Scientists from Ohio State University have been mounting expeditions to study Quelccaya since 1974

Notice the accrual of meltwater lakes in the later image, particularly along the ice cap's western side. Many of these lake basins, carved by moving ice, have lost contact with the ice that formed them. The ice cap also feeds the Vilcanota River and Lake Sibinacocha (west of this image) and has long been an important water source for people living nearby and downstream.

Some of the lakes have already come and gone during the span of these images, including one that in November 2022 produced a glacial lake outburst flood (GLOF). Shuman detected the event in Landsat images showing the emptying of a lake on the ice cap’s eastern side and a long path where the rushing floodwater had scoured the vegetation. The flood scar is still visible in this 2023 image.

Landsat images have been used to document the ice cap's retreat to local officials and indigenous people

Before Landsat satellites revealed the decadal changes, scientists already knew the ice cap was shrinking. Since 1974, Lonnie Thompson and colleagues from Ohio State University have been mounting expeditions to study Quelccaya up close. “Both ground-based and satellite images allow the documentation of the rates of glacier retreat, which now average about 14 meters per year,” Thompson said. Thompson’s team has shared Landsat images documenting the ice cap’s retreat with local officials and indigenous people living near the ice cap.

Ice cores from the uninhabited Quelccaya glacier preserve climate records over the past 1,800 years

As the planet’s tropical glaciers are being lost, so are the temperature and climate records long preserved in their ice. Thompson’s team has drilled ice cores from many tropical glaciers, including Quelccaya. By analyzing the layers in these cores, scientists can get a near-annual record of air temperatures and atmospheric composition dating back 1,800 years.
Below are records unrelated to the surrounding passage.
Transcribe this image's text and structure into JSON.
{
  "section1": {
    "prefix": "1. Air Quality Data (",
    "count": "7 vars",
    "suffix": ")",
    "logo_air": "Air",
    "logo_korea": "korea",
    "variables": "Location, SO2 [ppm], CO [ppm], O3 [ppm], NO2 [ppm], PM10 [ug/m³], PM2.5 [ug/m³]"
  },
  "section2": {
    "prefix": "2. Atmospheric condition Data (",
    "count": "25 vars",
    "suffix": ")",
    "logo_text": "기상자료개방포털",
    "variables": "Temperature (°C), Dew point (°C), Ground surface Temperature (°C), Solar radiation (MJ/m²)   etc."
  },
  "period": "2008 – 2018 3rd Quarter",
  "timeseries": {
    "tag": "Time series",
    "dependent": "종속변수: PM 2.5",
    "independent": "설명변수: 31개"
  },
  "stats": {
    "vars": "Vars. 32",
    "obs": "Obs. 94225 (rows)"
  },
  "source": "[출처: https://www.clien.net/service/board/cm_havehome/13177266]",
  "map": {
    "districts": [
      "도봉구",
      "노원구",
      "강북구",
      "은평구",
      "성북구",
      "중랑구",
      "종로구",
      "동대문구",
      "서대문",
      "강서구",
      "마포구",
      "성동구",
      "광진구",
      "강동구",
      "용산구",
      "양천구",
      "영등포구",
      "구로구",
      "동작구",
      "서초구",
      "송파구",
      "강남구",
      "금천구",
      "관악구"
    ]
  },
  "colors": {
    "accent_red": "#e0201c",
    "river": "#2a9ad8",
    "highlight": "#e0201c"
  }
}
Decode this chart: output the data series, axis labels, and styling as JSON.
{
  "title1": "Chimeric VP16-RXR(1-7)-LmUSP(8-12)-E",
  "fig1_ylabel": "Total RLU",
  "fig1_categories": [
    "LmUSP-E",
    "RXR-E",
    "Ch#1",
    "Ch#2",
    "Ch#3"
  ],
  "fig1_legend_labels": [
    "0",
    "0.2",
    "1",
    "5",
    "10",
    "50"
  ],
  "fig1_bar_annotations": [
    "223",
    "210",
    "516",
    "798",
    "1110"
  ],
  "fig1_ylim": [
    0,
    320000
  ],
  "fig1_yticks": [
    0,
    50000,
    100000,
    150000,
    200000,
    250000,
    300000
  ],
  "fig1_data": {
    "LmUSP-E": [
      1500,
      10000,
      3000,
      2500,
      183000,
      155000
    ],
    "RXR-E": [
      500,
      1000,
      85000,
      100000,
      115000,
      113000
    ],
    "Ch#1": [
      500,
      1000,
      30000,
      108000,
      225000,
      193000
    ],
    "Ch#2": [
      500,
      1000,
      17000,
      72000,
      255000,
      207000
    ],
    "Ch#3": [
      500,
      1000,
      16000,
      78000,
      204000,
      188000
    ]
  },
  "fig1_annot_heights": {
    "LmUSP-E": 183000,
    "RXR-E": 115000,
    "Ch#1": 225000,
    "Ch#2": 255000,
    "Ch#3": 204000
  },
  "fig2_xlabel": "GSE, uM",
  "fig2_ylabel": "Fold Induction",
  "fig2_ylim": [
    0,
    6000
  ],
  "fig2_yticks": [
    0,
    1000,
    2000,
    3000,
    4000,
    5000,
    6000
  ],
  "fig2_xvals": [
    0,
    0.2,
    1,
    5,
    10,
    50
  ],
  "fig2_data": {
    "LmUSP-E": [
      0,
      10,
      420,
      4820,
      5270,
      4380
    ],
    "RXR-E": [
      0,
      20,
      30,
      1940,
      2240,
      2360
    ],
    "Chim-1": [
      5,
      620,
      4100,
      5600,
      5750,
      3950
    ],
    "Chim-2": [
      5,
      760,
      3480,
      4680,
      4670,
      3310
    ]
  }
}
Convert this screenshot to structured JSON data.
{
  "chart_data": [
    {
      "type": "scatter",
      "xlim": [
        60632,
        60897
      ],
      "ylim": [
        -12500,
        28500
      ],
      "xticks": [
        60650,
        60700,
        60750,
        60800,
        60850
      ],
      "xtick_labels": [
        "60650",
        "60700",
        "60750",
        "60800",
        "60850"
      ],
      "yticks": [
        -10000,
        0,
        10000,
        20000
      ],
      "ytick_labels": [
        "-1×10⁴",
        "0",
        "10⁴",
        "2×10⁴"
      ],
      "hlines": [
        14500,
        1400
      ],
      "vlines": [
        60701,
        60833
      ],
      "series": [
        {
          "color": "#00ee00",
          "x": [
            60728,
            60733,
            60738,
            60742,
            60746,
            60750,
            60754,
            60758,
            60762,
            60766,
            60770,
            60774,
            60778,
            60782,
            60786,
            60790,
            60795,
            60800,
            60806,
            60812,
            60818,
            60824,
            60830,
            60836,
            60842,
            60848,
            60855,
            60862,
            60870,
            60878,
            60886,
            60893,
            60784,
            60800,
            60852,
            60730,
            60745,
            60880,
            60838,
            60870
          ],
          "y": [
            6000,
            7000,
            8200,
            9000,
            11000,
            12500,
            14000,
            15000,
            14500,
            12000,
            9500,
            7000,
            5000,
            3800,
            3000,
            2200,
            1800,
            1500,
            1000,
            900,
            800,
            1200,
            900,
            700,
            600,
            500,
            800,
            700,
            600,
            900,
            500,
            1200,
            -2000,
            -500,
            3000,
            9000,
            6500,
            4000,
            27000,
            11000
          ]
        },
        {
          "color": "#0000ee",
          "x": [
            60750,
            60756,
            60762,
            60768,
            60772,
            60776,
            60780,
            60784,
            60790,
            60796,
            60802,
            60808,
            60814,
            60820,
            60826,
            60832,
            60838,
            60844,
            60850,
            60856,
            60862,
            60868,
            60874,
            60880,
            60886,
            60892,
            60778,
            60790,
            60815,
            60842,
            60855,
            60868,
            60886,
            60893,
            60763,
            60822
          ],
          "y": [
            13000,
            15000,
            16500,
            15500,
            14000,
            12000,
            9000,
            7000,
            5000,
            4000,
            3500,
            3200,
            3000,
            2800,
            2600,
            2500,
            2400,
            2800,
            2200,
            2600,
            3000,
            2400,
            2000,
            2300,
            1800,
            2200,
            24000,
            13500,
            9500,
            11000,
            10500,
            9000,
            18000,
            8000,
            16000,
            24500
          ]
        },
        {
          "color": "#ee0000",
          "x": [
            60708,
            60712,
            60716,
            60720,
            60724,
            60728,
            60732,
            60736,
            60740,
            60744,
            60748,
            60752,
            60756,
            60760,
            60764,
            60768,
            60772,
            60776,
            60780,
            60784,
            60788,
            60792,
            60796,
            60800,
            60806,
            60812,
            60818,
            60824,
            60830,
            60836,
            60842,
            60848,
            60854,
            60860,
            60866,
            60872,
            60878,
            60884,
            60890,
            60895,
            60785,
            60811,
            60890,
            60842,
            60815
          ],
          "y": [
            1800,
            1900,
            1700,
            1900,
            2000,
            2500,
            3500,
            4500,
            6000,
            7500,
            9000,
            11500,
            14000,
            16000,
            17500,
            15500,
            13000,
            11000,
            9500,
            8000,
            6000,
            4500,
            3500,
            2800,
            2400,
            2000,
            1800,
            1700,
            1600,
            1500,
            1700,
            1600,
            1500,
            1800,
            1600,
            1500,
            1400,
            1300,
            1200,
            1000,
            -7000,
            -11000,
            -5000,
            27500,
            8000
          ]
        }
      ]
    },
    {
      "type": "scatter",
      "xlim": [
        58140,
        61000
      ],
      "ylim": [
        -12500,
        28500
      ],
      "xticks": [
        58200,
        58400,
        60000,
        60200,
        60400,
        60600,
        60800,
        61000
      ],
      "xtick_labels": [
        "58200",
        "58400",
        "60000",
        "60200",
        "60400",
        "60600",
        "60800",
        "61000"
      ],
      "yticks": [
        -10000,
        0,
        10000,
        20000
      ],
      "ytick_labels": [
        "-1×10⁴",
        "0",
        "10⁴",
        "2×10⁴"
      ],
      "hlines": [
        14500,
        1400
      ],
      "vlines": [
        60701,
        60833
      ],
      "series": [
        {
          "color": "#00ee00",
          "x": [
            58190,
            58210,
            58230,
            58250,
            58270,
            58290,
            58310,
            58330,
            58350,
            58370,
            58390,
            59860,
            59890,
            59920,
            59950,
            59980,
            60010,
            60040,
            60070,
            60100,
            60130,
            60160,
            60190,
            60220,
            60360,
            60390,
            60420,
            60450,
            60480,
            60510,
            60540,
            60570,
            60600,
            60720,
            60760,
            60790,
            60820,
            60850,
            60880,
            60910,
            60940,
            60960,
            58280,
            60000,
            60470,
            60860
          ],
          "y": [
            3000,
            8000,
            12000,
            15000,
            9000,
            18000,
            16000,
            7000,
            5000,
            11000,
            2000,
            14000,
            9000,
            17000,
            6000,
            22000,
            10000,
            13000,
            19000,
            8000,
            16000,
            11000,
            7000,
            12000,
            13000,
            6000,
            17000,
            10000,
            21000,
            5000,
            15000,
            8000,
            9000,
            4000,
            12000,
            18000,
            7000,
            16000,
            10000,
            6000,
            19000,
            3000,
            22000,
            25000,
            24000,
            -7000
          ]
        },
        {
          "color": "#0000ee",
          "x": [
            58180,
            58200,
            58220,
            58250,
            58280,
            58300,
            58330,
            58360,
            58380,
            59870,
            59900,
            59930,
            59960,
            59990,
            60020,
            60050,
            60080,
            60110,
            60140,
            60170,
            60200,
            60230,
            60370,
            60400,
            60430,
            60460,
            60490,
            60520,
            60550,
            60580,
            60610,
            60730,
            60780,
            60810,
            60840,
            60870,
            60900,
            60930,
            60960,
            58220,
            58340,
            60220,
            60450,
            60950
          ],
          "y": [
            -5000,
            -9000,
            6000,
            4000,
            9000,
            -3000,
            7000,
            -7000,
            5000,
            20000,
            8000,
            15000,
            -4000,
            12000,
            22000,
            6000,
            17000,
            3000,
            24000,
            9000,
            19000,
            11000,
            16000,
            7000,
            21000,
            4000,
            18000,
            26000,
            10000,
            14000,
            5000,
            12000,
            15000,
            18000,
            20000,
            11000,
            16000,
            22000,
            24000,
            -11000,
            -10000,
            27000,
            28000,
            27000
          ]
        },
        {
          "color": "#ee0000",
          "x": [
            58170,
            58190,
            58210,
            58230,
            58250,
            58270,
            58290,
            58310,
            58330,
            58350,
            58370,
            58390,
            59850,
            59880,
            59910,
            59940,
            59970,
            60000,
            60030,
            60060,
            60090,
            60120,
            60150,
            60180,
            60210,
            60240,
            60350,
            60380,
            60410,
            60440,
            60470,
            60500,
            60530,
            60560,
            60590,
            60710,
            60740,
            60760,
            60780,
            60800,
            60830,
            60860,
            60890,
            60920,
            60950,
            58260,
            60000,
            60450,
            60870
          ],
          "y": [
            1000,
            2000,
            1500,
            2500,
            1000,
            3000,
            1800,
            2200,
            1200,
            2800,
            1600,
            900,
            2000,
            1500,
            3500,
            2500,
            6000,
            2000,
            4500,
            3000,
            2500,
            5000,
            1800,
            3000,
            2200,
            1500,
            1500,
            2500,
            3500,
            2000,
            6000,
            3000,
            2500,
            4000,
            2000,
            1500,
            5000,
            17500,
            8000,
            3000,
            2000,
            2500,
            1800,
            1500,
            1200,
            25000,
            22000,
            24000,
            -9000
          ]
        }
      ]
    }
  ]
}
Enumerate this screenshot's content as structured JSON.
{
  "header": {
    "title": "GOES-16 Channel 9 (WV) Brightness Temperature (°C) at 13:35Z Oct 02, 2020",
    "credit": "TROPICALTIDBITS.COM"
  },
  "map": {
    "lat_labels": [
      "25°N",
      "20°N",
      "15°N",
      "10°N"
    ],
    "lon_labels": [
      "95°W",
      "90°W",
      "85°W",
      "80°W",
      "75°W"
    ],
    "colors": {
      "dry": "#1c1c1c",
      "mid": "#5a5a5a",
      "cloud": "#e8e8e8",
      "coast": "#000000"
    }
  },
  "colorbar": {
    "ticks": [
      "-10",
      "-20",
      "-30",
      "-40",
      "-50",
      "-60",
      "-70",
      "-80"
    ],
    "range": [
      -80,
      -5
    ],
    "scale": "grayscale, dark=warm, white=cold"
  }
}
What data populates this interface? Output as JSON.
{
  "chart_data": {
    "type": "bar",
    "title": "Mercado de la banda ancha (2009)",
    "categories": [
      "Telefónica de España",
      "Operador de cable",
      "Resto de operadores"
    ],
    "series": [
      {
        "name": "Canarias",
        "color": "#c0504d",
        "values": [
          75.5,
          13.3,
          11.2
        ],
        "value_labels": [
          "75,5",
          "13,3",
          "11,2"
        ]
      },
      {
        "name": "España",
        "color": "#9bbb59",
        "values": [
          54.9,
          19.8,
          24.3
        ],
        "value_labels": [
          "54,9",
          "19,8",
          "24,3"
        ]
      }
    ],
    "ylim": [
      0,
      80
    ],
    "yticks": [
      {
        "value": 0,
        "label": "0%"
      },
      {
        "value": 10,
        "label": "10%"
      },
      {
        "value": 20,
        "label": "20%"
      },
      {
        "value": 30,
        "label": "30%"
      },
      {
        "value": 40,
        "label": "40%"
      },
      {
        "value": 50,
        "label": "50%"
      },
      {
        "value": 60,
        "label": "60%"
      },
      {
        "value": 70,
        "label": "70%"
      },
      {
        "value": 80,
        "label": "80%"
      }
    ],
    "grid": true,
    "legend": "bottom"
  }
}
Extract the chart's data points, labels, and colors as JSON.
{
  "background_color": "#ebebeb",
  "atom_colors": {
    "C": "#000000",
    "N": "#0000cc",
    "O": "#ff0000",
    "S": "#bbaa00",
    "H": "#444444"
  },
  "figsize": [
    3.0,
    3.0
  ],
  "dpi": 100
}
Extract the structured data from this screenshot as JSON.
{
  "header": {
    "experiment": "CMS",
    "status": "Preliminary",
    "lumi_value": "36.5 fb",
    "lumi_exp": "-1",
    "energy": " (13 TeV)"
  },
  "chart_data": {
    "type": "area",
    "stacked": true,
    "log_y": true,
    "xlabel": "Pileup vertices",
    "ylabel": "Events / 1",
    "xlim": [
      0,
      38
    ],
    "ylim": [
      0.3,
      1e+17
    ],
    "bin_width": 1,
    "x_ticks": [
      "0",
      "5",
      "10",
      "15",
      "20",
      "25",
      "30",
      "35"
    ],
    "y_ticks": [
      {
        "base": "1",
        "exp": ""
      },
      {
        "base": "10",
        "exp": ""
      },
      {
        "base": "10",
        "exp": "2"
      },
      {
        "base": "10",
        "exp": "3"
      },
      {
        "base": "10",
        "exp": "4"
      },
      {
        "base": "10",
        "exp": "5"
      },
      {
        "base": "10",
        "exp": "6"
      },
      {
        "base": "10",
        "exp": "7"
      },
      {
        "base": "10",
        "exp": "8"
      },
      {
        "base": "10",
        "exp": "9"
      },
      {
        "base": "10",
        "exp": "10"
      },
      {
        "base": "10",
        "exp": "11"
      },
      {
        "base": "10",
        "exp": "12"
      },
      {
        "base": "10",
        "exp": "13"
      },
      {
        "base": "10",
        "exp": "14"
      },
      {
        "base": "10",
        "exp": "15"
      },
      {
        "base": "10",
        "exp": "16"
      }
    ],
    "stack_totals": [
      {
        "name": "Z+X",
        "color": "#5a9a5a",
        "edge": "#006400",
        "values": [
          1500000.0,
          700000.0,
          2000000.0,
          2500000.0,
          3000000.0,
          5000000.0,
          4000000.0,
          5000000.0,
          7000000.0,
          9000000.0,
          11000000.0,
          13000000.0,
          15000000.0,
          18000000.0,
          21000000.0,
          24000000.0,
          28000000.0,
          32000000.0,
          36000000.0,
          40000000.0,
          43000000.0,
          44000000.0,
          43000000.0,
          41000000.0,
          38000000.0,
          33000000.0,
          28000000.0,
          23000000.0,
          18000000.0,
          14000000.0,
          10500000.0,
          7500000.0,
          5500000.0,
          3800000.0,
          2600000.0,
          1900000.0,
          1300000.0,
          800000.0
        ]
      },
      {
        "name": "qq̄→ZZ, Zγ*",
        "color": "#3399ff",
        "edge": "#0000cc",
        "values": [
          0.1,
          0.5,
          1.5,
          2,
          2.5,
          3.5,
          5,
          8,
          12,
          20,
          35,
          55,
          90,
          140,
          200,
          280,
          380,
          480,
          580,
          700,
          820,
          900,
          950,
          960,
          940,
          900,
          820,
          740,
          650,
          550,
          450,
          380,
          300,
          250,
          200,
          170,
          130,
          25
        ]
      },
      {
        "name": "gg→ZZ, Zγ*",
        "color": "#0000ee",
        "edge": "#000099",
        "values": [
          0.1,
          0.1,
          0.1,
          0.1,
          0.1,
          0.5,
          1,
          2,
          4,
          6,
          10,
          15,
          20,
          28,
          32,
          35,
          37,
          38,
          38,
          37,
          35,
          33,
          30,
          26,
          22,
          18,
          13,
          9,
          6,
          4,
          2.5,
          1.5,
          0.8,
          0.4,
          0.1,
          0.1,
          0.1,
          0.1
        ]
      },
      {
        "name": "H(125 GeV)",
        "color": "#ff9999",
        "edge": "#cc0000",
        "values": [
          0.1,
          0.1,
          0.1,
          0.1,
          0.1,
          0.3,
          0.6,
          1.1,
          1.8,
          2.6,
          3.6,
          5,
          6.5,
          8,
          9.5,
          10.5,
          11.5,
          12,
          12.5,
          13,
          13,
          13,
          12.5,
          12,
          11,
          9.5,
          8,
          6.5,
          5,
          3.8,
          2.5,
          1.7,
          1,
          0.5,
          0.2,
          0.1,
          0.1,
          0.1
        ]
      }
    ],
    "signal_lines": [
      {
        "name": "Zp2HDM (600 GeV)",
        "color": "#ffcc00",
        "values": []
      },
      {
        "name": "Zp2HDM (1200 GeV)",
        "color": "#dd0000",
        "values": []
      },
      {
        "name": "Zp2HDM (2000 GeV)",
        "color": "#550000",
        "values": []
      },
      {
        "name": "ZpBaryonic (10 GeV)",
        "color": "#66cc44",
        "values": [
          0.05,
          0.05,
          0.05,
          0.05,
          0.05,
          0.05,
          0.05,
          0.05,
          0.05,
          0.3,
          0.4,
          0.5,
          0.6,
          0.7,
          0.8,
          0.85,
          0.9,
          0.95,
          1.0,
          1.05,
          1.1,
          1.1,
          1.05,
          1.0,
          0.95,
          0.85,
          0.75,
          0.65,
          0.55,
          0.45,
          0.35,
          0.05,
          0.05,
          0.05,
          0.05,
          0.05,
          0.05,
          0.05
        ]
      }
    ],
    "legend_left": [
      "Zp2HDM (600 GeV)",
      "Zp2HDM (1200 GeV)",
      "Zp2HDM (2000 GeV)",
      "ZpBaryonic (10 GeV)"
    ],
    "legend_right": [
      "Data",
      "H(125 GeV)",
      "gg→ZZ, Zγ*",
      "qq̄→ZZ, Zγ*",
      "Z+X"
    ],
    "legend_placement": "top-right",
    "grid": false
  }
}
“Tropical glaciers might represent our only opportunity to capture global mean temperature changes through time, as well as how climate and the environment have changed in an area that represents 50 percent of the surface area of our planet and where over 50 percent of our 8 billion people live,” Thompson said.

The Quelccaya Glacier is estimated to be gone by the end of the 21st century

At Quelccaya, that record could be gone by the end of the 21st century—the expected timeframe for the ice cap’s demise. “The only proof of its existence will be the land-based and satellite monitoring records,” said Thompson.